The US constitution is very clear on how a sitting president can be impeached for high crimes and misdemeanors by Congress. However, it’s still not clear whether a sitting president can face criminal charges. The relevance of this question is largely inspired by the ongoing investigation by Special Counsel Robert Mueller on collusion between the Trump campaign and Russia. There are also reports that Mueller is looking into whether the president has obstructed justice in his efforts to block the probe.
Despite this, there’s a policy at the Justice Department that says that sitting presidents cannot be prosecuted. The policy still holds but what is it really about? Well, let’s go back a few decades. In 1973 during the Watergate scandal involving Richard Nixon, the Justice Department’s Office of Legal Counsel adopted a resolution that declared that a sitting President cannot be prosecuted. Nixon resigned in 1974 as an impeachment process from the House of Representative was already underway.
The policy was later reaffirmed again by the Justice Department in 2000. The reaffirmation also noted that an attempt to prosecute a sitting president would have massive implications on the separation of power. It would alienate the executive branch of the government which could have serious repercussions on the country. The resolution also shields the president against any possible indictments.

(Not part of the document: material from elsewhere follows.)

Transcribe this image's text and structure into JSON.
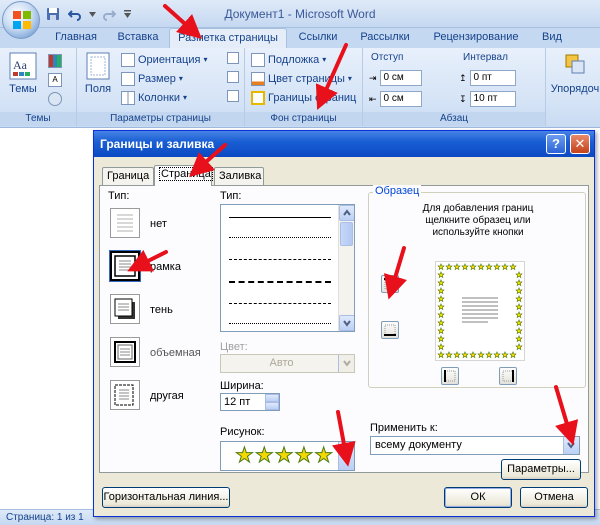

Experts have noted that the Justice Department resolution ties all employees including the Special Counsel who is appointed by the department. This means that even if the president has committed crimes, the office of the Special Counsel may still not be able to reach the needed indictments unless Trump is impeached.
But some legal thinkers have taken a little liberty in the way they interpret all this. They argue that if the founding fathers felt that the indictment or prosecution of a sitting president could be detrimental to the country, then naturally they would have included a section in the constitution that prevents this. But the fact that they didn’t may suggest that they felt anyone could be prosecuted at any given time including a sitting president.
In addition to this, it’s still possible that Robert Mueller may indict Trump if there’s enough evidence to do so. Although the Special Counsel is an employee of the Justice Department, he may deviate from the policy under extraordinary circumstances. However, he would still need to get approval from the US Attorney General. The position is currently held by Trump’s nominee William Barr who replaced Jeff Sessions.
Experts argue though that the only way this exception can be granted is if indeed Mueller finds evidence of serious crimes against the president. But there are still other important things to note. The statute of limitation, for instance, may prevent the criminal prosecution of president Trump if he’s elected in 2020. In essence, if there’s going to be an indictment, Congress has to force the president out before any criminal prosecution can begin. If they fail to do so and Trump is re-elected, then the president may walk free after his term. But we are not there yet and as the Mueller probe winds down, these questions will become more frequent.